Lola, o robot que vai ser assistente na Loja do Cidadão

As lojas do cidadão vão contar com uma nova assistente robotizada

| GUSTAVO BOM /GLOBAL IMAGENS

Luís de Matos é o convidado do governo para falar sobre a "magia" do Simplex, no dia em que são lançadas novas medidas para 2018.

As lojas do cidadão vão contar com uma nova assistente pessoal. A Lola, assim foi batizado o robot, que será testado na Loja do Porto, vai interagir com os cidadãos para os reencaminhar para o serviço que pretendem, sem que seja necessário a intervenção de um funcionário.

Esta é uma das oito novas medidas do Simplex 2018, que é anunciado esta quarta-feira pela ministra da Presidência e da Reforma Administrativa. "Parece magia mas é o Simplex!" é o lema desta fase do programa de desburocratização do Estado que começou em 2006. Luís de Matos, o mágico, foi convidado por Maria Manuel Leitão Marques "a falar em nome de todas as pessoas" que o construíram.

A nova fase do Simplex vai contemplar também uma central de marcações do Estado, que permitirá a marcação online de vários serviços públicos. Uma medida, que segundo o governo, vai permitir que o utente, num mesmo portal possa agendar as suas deslocações a diversos serviços do Estado. Seja para marcar a alterações ao cartão do cidadão, seja para marcar uma consulta.

O governo quer agora também criar a figura do "cartão para estrangeiros". Ou seja, associar ao processo de autorização de residência de estrangeiros a atribuição de números de identificação fiscal, de segurança social e de serviço nacional de saúde.

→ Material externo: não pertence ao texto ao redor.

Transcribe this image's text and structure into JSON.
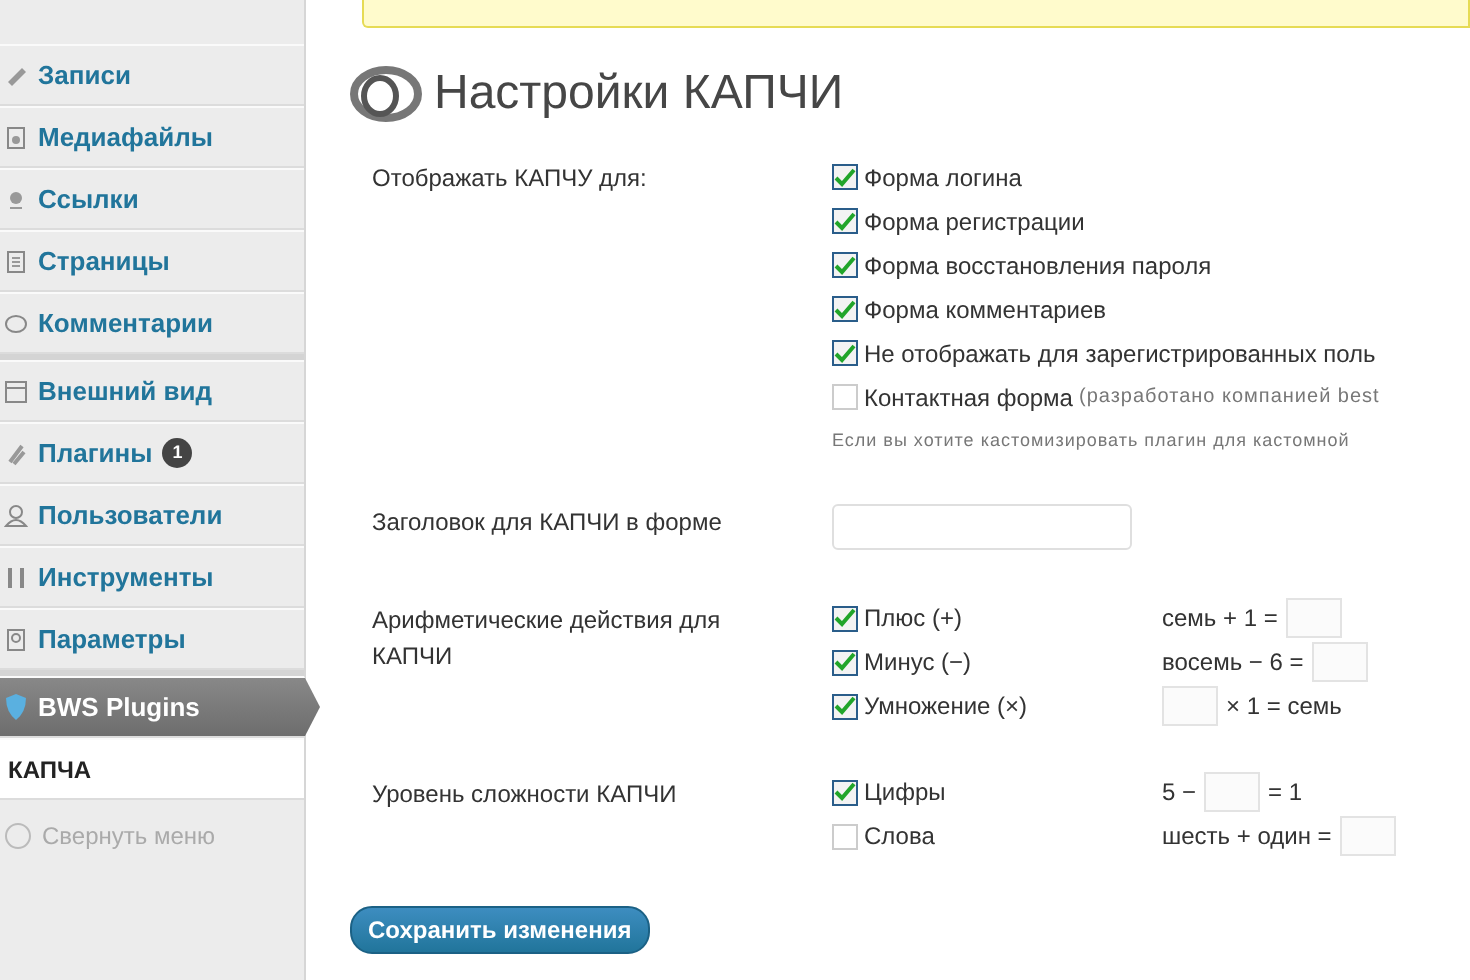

O Simplex nasceu em 2006, durante o governo de José Sócrates, para desburocratizar os serviços públicos. Em 11 anos, segundo o gabinete de Maria Manuel Leitão Marques, foram concretizadas 1200 medidas para simplificar a vida dos cidadãos e das empresas. "Com impactos na economia, na vida das pessoas e nas condições de trabalho dos funcionários da administração pública", refere o mesmo gabinete. O governo garante que com apenas 13 medidas do Simplex 2016 as empresas pouparam 600 milhões de euros em encargos administrativos.

Entre as medidas emblemáticas do programa contam-se a casa pronta online, o IRS automático o registo de nascimento na maternidade, o simulador de pensões, a renovação da carta de condução sem sair de casa, o casamento e as matrículas online.

Se agora é Luís de Matos quem ajudará a dar uma nova magia ao programa, já em 2016 o governo se esforçava por ser criativo na forma de apresentar as medidas. Foi neste ano que o primeiro-ministro entregou uma vaca voadora à ministra da Presidência e da Reforma Administrativa, para provar que não havia impossíveis.

Na altura, António Costa prometeu que em 2017 seria o ano de "papel zero" no Estado, ou seja, que todos os assuntos entre cidadãos e serviços públicos poderiam ser desmaterializados e tratados online.

"A modernização do Estado não é encerrar serviços", garantiu em 2016 António Costa, defendendo antes o investimento no digital e na capacidade de trabalhar em rede. Isto porque, enfatizou, a administração pública não é mais produtiva por "trabalhar mais horas ou ganhar menos dinheiro" e os funcionários públicos são os primeiros interessados em terem uma administração "mais qualificada, mais moderna, mais admirada, mais querida pelos cidadãos".